1998—James Earl Ray Dies
The convicted assassin of American civil rights leader Martin Luther King, Jr., petty criminal James Earl Ray, dies in prison of hepatitis aged 70, protesting his innocence as he had for decades. Members of the King family who supported Ray's fight to clear his name believed the U.S. Government had been involved in Dr. King's killing, but with Ray's death such questions became moot.
April 22
1912—Pravda Is Founded
The newspaper Pravda, or Truth, known as the voice of the Communist Party of the Soviet Union, begins publication in Saint Petersburg. It is one of the country's leading newspapers until 1991, when it is closed down by decree of then-President Boris Yeltsin. A number of other Pravdas appear afterward, including an internet site and a tabloid.

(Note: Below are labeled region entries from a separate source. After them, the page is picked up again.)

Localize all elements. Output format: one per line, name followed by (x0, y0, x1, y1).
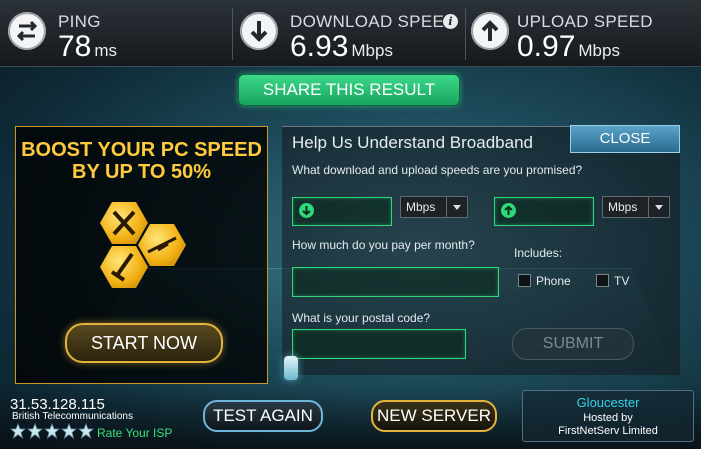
server-city: Gloucester (576, 395, 640, 410)
rating-stars[interactable] (10, 423, 95, 439)
tv-label: TV (614, 274, 630, 288)
monthly-cost-input[interactable] (292, 267, 499, 297)
chevron-down-icon (446, 197, 467, 217)
upload-arrow-icon (501, 203, 516, 218)
hosted-by-label: Hosted by (583, 412, 633, 424)
upload-value: 0.97 Mbps (517, 30, 620, 63)
postal-question: What is your postal code? (292, 311, 431, 325)
tools-icon (100, 202, 148, 244)
download-unit-select[interactable]: Mbps (400, 196, 468, 218)
honeycomb-logo (86, 192, 226, 312)
swap-arrows-icon (8, 12, 46, 50)
download-arrow-icon (240, 12, 278, 50)
star-icon (10, 423, 27, 439)
speeds-question: What download and upload speeds are you … (292, 163, 583, 177)
ping-value: 78 ms (58, 30, 118, 63)
jet-icon (138, 224, 186, 266)
upload-label: UPLOAD SPEED (517, 12, 653, 31)
tv-checkbox[interactable] (596, 274, 609, 287)
new-server-button[interactable]: NEW SERVER (371, 400, 497, 432)
star-icon (77, 423, 95, 439)
survey-title: Help Us Understand Broadband (292, 133, 533, 152)
download-value: 6.93 Mbps (290, 30, 393, 63)
phone-label: Phone (536, 274, 571, 288)
download-speed-input[interactable] (292, 197, 392, 226)
ping-label: PING (58, 12, 101, 31)
download-label: DOWNLOAD SPEED (290, 12, 457, 31)
start-now-button[interactable]: START NOW (65, 323, 223, 363)
includes-label: Includes: (514, 246, 563, 260)
download-metric: DOWNLOAD SPEED 6.93 Mbps (233, 0, 465, 66)
upload-unit-select[interactable]: Mbps (602, 196, 670, 218)
star-icon (43, 423, 61, 439)
pay-question: How much do you pay per month? (292, 238, 475, 252)
chevron-down-icon (648, 197, 669, 217)
rate-isp-link[interactable]: Rate Your ISP (97, 426, 172, 440)
promo-ad[interactable]: BOOST YOUR PC SPEED BY UP TO 50% START N… (15, 126, 268, 384)
phone-checkbox[interactable] (518, 274, 531, 287)
host-name: FirstNetServ Limited (558, 425, 658, 437)
test-again-button[interactable]: TEST AGAIN (203, 400, 323, 432)
promo-title: BOOST YOUR PC SPEED BY UP TO 50% (21, 139, 262, 183)
upload-arrow-icon (471, 12, 509, 50)
close-button[interactable]: CLOSE (570, 125, 680, 153)
broom-icon (100, 246, 148, 288)
server-location-marker (284, 356, 298, 380)
download-arrow-icon (299, 203, 314, 218)
isp-name: British Telecommunications (12, 411, 133, 422)
upload-metric: UPLOAD SPEED 0.97 Mbps (466, 0, 701, 66)
server-info-box: Gloucester Hosted by FirstNetServ Limite… (522, 390, 694, 442)
ping-metric: PING 78 ms (0, 0, 232, 66)
share-result-button[interactable]: SHARE THIS RESULT (238, 74, 460, 106)
info-icon[interactable]: i (443, 14, 458, 29)
postal-code-input[interactable] (292, 329, 466, 359)
broadband-survey: Help Us Understand Broadband CLOSE What … (282, 125, 680, 375)
star-icon (60, 423, 78, 439)
star-icon (26, 423, 44, 439)
upload-speed-input[interactable] (494, 197, 594, 226)
results-bar: PING 78 ms DOWNLOAD SPEED 6.93 Mbps i UPLO… (0, 0, 701, 67)
speedtest-app: PING 78 ms DOWNLOAD SPEED 6.93 Mbps i UPLO… (0, 0, 701, 449)
submit-button[interactable]: SUBMIT (512, 328, 634, 360)
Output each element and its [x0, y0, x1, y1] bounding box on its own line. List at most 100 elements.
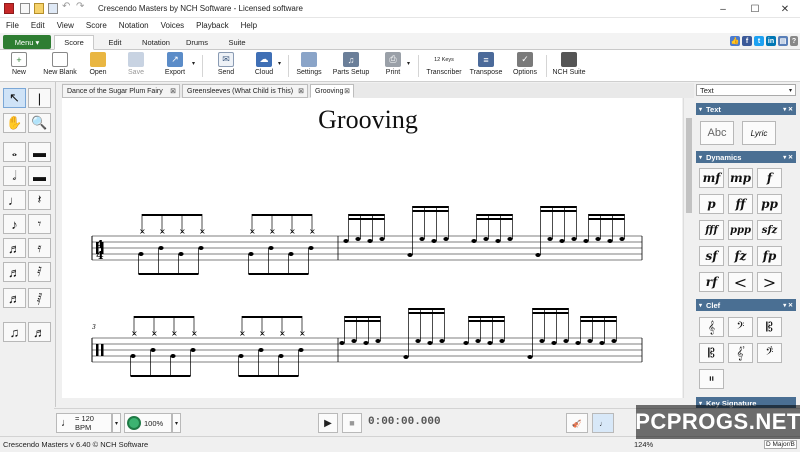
treble-8vb-clef-icon[interactable]: 𝄟 — [728, 343, 753, 363]
treble-clef-icon[interactable]: 𝄞 — [699, 317, 724, 337]
cloud-button[interactable]: ☁ Cloud — [250, 52, 278, 81]
beamed-eighths-icon[interactable]: ♫ — [3, 322, 26, 342]
palette-dropdown[interactable]: Text ▾ — [696, 84, 796, 96]
menu-file[interactable]: File — [0, 21, 25, 30]
notes[interactable]: × × × × × × × × × × × × × × × × — [130, 206, 625, 377]
scrollbar-thumb[interactable] — [686, 118, 692, 213]
qa-new-icon[interactable] — [20, 3, 30, 14]
instrument-icon[interactable]: 🎻 — [566, 413, 588, 433]
section-text-header[interactable]: ▾ Text ▾ ✕ — [696, 103, 796, 115]
transpose-button[interactable]: ≡ Transpose — [468, 52, 504, 81]
cloud-dropdown-icon[interactable]: ▾ — [278, 60, 281, 67]
like-icon[interactable]: 👍 — [730, 36, 740, 46]
quarter-rest-icon[interactable]: 𝄽 — [28, 190, 51, 210]
tenor-clef-icon[interactable]: 𝄡 — [699, 343, 724, 363]
qa-redo-icon[interactable]: ↷ — [76, 1, 86, 12]
maximize-button[interactable]: ☐ — [740, 0, 770, 18]
dynamic-mf[interactable]: mf — [699, 168, 724, 188]
menu-playback[interactable]: Playback — [190, 21, 234, 30]
doc-tab-greensleeves[interactable]: Greensleeves (What Child is This) ⊠ — [182, 84, 308, 98]
tab-edit[interactable]: Edit — [98, 35, 132, 50]
export-dropdown-icon[interactable]: ▾ — [192, 60, 195, 67]
stop-button[interactable]: ■ — [342, 413, 362, 433]
section-controls-icon[interactable]: ▾ ✕ — [783, 154, 793, 161]
dynamic-sfz[interactable]: sfz — [757, 220, 782, 240]
sixtyfourth-rest-icon[interactable]: 𝅁 — [28, 288, 51, 308]
new-button[interactable]: + New — [6, 52, 32, 81]
close-icon[interactable]: ⊠ — [344, 87, 350, 95]
dynamic-ppp[interactable]: ppp — [728, 220, 753, 240]
tab-suite[interactable]: Suite — [220, 35, 254, 50]
hand-tool-icon[interactable]: ✋ — [3, 113, 26, 133]
tab-drums[interactable]: Drums — [180, 35, 214, 50]
dynamic-f[interactable]: f — [757, 168, 782, 188]
barline-icon[interactable]: | — [28, 88, 51, 108]
print-button[interactable]: ⎙ Print — [380, 52, 406, 81]
select-arrow-icon[interactable]: ↖ — [3, 88, 26, 108]
send-button[interactable]: ✉ Send — [212, 52, 240, 81]
bass-8vb-clef-icon[interactable]: 𝄣 — [757, 343, 782, 363]
open-button[interactable]: Open — [84, 52, 112, 81]
playback-speed-control[interactable]: 100% — [124, 413, 172, 433]
dynamic-sf[interactable]: sf — [699, 246, 724, 266]
eighth-rest-icon[interactable]: 𝄾 — [28, 214, 51, 234]
parts-setup-button[interactable]: ♫ Parts Setup — [330, 52, 372, 81]
linkedin-icon[interactable]: in — [766, 36, 776, 46]
eighth-note-icon[interactable]: ♪ — [3, 214, 26, 234]
dynamic-fz[interactable]: fz — [728, 246, 753, 266]
bass-clef-icon[interactable]: 𝄢 — [728, 317, 753, 337]
beamed-sixteenths-icon[interactable]: ♬ — [28, 322, 51, 342]
crescendo-hairpin[interactable]: < — [728, 272, 753, 292]
section-dynamics-header[interactable]: ▾ Dynamics ▾ ✕ — [696, 151, 796, 163]
help-icon[interactable]: ? — [790, 36, 798, 46]
doc-tab-sugar-plum[interactable]: Dance of the Sugar Plum Fairy ⊠ — [62, 84, 180, 98]
menu-button[interactable]: Menu ▾ — [3, 35, 51, 49]
menu-help[interactable]: Help — [235, 21, 263, 30]
play-button[interactable]: ▶ — [318, 413, 338, 433]
dynamic-rf[interactable]: rf — [699, 272, 724, 292]
whole-note-icon[interactable]: 𝅝 — [3, 142, 26, 162]
half-rest-icon[interactable]: ▬ — [28, 166, 51, 186]
percussion-clef-icon[interactable]: 𝄥 — [699, 369, 724, 389]
options-button[interactable]: ✓ Options — [510, 52, 540, 81]
speed-dropdown-icon[interactable]: ▾ — [172, 413, 181, 433]
qa-save-icon[interactable] — [48, 3, 58, 14]
export-button[interactable]: ↗ Export — [160, 52, 190, 81]
sixteenth-note-icon[interactable]: ♬ — [3, 238, 26, 258]
dynamic-pp[interactable]: pp — [757, 194, 782, 214]
decrescendo-hairpin[interactable]: > — [757, 272, 782, 292]
score-title[interactable]: Grooving — [318, 105, 418, 134]
zoom-tool-icon[interactable]: 🔍 — [28, 113, 51, 133]
alto-clef-icon[interactable]: 𝄡 — [757, 317, 782, 337]
facebook-icon[interactable]: f — [742, 36, 752, 46]
save-button[interactable]: Save — [122, 52, 150, 81]
close-icon[interactable]: ⊠ — [298, 87, 304, 95]
dynamic-mp[interactable]: mp — [728, 168, 753, 188]
lyric-tool-button[interactable]: Lyric — [742, 121, 776, 145]
tab-notation[interactable]: Notation — [136, 35, 176, 50]
vertical-scrollbar[interactable] — [683, 98, 693, 398]
thirtysecond-note-icon[interactable]: ♬ — [3, 262, 26, 282]
settings-button[interactable]: Settings — [294, 52, 324, 81]
menu-view[interactable]: View — [51, 21, 80, 30]
print-dropdown-icon[interactable]: ▾ — [407, 60, 410, 67]
dynamic-fff[interactable]: fff — [699, 220, 724, 240]
qa-open-icon[interactable] — [34, 3, 44, 14]
tab-score[interactable]: Score — [54, 35, 94, 50]
score-svg[interactable]: Grooving × × × × × × × ×× × × × × × × × 4 4 3 — [62, 98, 682, 398]
dynamic-ff[interactable]: ff — [728, 194, 753, 214]
nch-suite-button[interactable]: NCH Suite — [552, 52, 586, 81]
section-controls-icon[interactable]: ▾ ✕ — [783, 302, 793, 309]
doc-tab-grooving[interactable]: Grooving ⊠ — [310, 84, 354, 98]
dynamic-fp[interactable]: fp — [757, 246, 782, 266]
menu-voices[interactable]: Voices — [155, 21, 191, 30]
sixteenth-rest-icon[interactable]: 𝄿 — [28, 238, 51, 258]
mixer-icon[interactable]: ♩ — [592, 413, 614, 433]
qa-undo-icon[interactable]: ↶ — [62, 1, 72, 12]
tempo-control[interactable]: ♩ = 120 BPM — [56, 413, 112, 433]
section-clef-header[interactable]: ▾ Clef ▾ ✕ — [696, 299, 796, 311]
menu-edit[interactable]: Edit — [25, 21, 51, 30]
score-canvas[interactable]: Grooving × × × × × × × × × × × × × × × × 4 4 3 — [62, 98, 682, 398]
share-icon[interactable]: ▤ — [778, 36, 788, 46]
minimize-button[interactable]: – — [708, 0, 738, 18]
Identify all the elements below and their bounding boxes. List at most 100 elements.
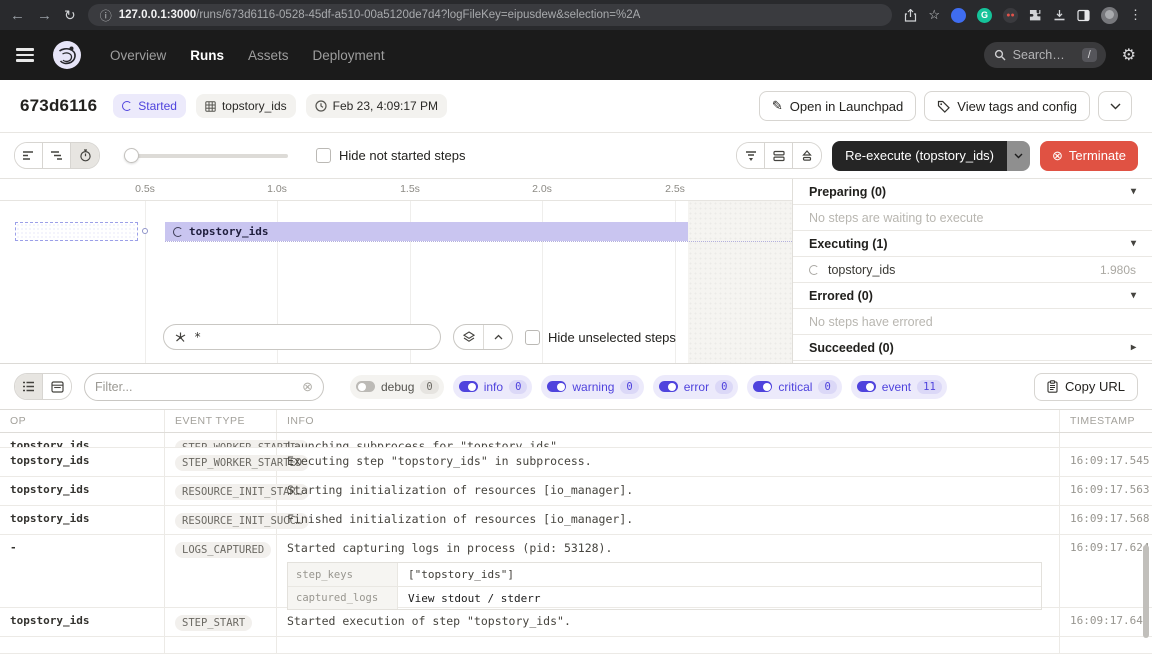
table-row[interactable]: topstory_ids RESOURCE_INIT_STAR… Startin…: [0, 477, 1152, 506]
download-icon[interactable]: [1053, 9, 1066, 22]
browser-chrome: ← → ↻ ⓘ 127.0.0.1:3000/runs/673d6116-052…: [0, 0, 1152, 30]
share-icon[interactable]: [904, 9, 917, 22]
log-level-chip-error[interactable]: error0: [653, 375, 739, 399]
split-rows-icon[interactable]: [765, 143, 793, 168]
browser-menu-icon[interactable]: ⋮: [1129, 7, 1142, 23]
nav-item-assets[interactable]: Assets: [248, 48, 289, 63]
copy-url-button[interactable]: Copy URL: [1034, 373, 1138, 401]
panel-step-row[interactable]: topstory_ids 1.980s: [793, 257, 1152, 283]
log-level-chip-warning[interactable]: warning0: [541, 375, 643, 399]
log-scrollbar-thumb[interactable]: [1143, 545, 1149, 638]
clock-icon: [315, 100, 327, 112]
clear-filter-icon[interactable]: ⊗: [302, 379, 313, 395]
view-flat-icon[interactable]: [15, 143, 43, 168]
run-job-tag[interactable]: topstory_ids: [196, 94, 296, 118]
dagster-logo[interactable]: [52, 40, 82, 70]
zoom-slider[interactable]: [126, 154, 288, 158]
axis-tick: 2.5s: [655, 183, 695, 195]
step-status-panel: Preparing (0)▾ No steps are waiting to e…: [793, 179, 1152, 363]
search-icon: [994, 49, 1006, 61]
nav-item-runs[interactable]: Runs: [190, 48, 224, 63]
view-stdout-stderr-link[interactable]: View stdout / stderr: [398, 587, 1041, 609]
axis-tick: 1.5s: [390, 183, 430, 195]
log-view-mode-group: [14, 373, 72, 400]
run-actions-chevron-button[interactable]: [1098, 91, 1132, 121]
panel-step-name: topstory_ids: [828, 263, 895, 277]
eject-panel-icon[interactable]: [793, 143, 821, 168]
hamburger-menu-icon[interactable]: [16, 48, 34, 62]
settings-gear-icon[interactable]: ⚙: [1122, 45, 1136, 65]
panel-section-executing[interactable]: Executing (1)▾: [793, 231, 1152, 257]
gantt-duration-dotted-line: [165, 241, 792, 242]
gantt-future-region: [688, 201, 793, 363]
panel-section-errored[interactable]: Errored (0)▾: [793, 283, 1152, 309]
view-tags-config-button[interactable]: View tags and config: [924, 91, 1090, 121]
table-row[interactable]: topstory_ids STEP_WORKER_STARTI… Launchi…: [0, 433, 1152, 448]
open-launchpad-button[interactable]: ✎ Open in Launchpad: [759, 91, 916, 121]
filter-collapse-icon[interactable]: [737, 143, 765, 168]
log-metadata-table: step_keys ["topstory_ids"] captured_logs…: [287, 562, 1042, 610]
global-search[interactable]: Search… /: [984, 42, 1106, 68]
page-info-icon[interactable]: ⓘ: [100, 7, 112, 24]
nav-item-overview[interactable]: Overview: [110, 48, 166, 63]
extensions-puzzle-icon[interactable]: [1029, 9, 1042, 22]
step-selector-input[interactable]: [194, 330, 430, 344]
view-waterfall-icon[interactable]: [43, 143, 71, 168]
extension-icon-blue[interactable]: [951, 8, 966, 23]
extension-icon-dark[interactable]: ●●: [1003, 8, 1018, 23]
col-info: INFO: [277, 410, 1060, 432]
circle-x-icon: ⊗: [1052, 148, 1063, 164]
chevron-up-icon[interactable]: [483, 325, 512, 349]
event-type-badge: STEP_START: [175, 615, 252, 631]
table-row[interactable]: topstory_ids RESOURCE_INIT_SUCC… Finishe…: [0, 506, 1152, 535]
col-timestamp: TIMESTAMP: [1060, 410, 1152, 432]
log-level-chip-info[interactable]: info0: [453, 375, 533, 399]
nav-item-deployment[interactable]: Deployment: [313, 48, 385, 63]
axis-tick: 0.5s: [125, 183, 165, 195]
back-icon[interactable]: ←: [10, 7, 25, 24]
gantt-bar-label: topstory_ids: [189, 225, 268, 238]
hide-not-started-checkbox[interactable]: [316, 148, 331, 163]
log-level-chip-debug[interactable]: debug0: [350, 375, 444, 399]
run-timestamp-tag: Feb 23, 4:09:17 PM: [306, 94, 447, 118]
gantt-toolbar: Hide not started steps Re-execute (topst…: [0, 133, 1152, 178]
panel-empty-text: No steps have errored: [793, 309, 1152, 335]
layers-icon[interactable]: [454, 325, 483, 349]
bookmark-star-icon[interactable]: ☆: [928, 7, 940, 23]
table-row[interactable]: - LOGS_CAPTURED Started capturing logs i…: [0, 535, 1152, 608]
gantt-time-axis: 0.5s 1.0s 1.5s 2.0s 2.5s: [0, 179, 792, 201]
metadata-key: captured_logs: [288, 587, 398, 609]
col-op: OP: [0, 410, 165, 432]
side-panel-icon[interactable]: [1077, 9, 1090, 22]
url-bar[interactable]: ⓘ 127.0.0.1:3000/runs/673d6116-0528-45df…: [88, 4, 893, 26]
log-filter-input[interactable]: [95, 380, 296, 394]
reload-icon[interactable]: ↻: [64, 7, 76, 24]
view-timed-stopwatch-icon[interactable]: [71, 143, 99, 168]
terminate-button[interactable]: ⊗ Terminate: [1040, 141, 1138, 171]
hide-unselected-checkbox[interactable]: [525, 330, 540, 345]
forward-icon[interactable]: →: [37, 7, 52, 24]
search-placeholder: Search…: [1013, 48, 1065, 62]
extension-icon-grammarly[interactable]: G: [977, 8, 992, 23]
log-level-chip-critical[interactable]: critical0: [747, 375, 841, 399]
log-position-group: [736, 142, 822, 169]
caret-down-icon: ▾: [1131, 186, 1136, 197]
log-structured-view-icon[interactable]: [43, 374, 71, 399]
zoom-slider-knob[interactable]: [124, 148, 139, 163]
panel-section-preparing[interactable]: Preparing (0)▾: [793, 179, 1152, 205]
table-row[interactable]: topstory_ids STEP_WORKER_STARTED Executi…: [0, 448, 1152, 477]
gantt-queued-box[interactable]: [15, 222, 138, 241]
col-event-type: EVENT TYPE: [165, 410, 277, 432]
table-row[interactable]: topstory_ids STEP_START Started executio…: [0, 608, 1152, 637]
gantt-chart: 0.5s 1.0s 1.5s 2.0s 2.5s topstory_ids: [0, 179, 793, 363]
browser-avatar[interactable]: [1101, 7, 1118, 24]
log-level-chip-event[interactable]: event11: [851, 375, 947, 399]
gantt-step-bar[interactable]: topstory_ids: [165, 222, 688, 241]
reexecute-button[interactable]: Re-execute (topstory_ids): [832, 141, 1007, 171]
reexecute-chevron-button[interactable]: [1007, 141, 1030, 171]
axis-tick: 2.0s: [522, 183, 562, 195]
panel-section-succeeded[interactable]: Succeeded (0)▸: [793, 335, 1152, 361]
tag-icon: [937, 100, 950, 113]
log-table-header: OP EVENT TYPE INFO TIMESTAMP: [0, 410, 1152, 433]
log-list-view-icon[interactable]: [15, 374, 43, 399]
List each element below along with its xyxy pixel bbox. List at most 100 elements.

1983—Hitler's Diaries Found
The German magazine Der Stern claims that Adolf Hitler's diaries had been found in wreckage in East Germany. The magazine had paid 10 million German marks for the sixty small books, plus a volume about Rudolf Hess's flight to the United Kingdom, covering the period from 1932 to 1945. But the diaries are subsequently revealed to be fakes written by Konrad Kujau, a notorious Stuttgart forger. Both he and Stern journalist Gerd Heidemann go to trial in 1985 and are each sentenced to 42 months in prison.
April 21
1918—The Red Baron Is Shot Down
German WWI fighter ace Manfred von Richthofen, better known as The Red Baron, sustains a fatal wound while flying over Vaux sur Somme in France. Von Richthofen, shot through the heart, manages a hasty emergency landing before dying in the cockpit of his plane. His last word, according to one witness, is "Kaputt." The Red Baron was the most successful flying ace during the war, having shot down at least 80 enemy airplanes.
1964—Satellite Spreads Radioactivity
An American-made Transit satellite, which had been designed to track submarines, fails to reach orbit after launch and disperses its highly radioactive two pound plutonium power source over a wide area as it breaks up re-entering the atmosphere.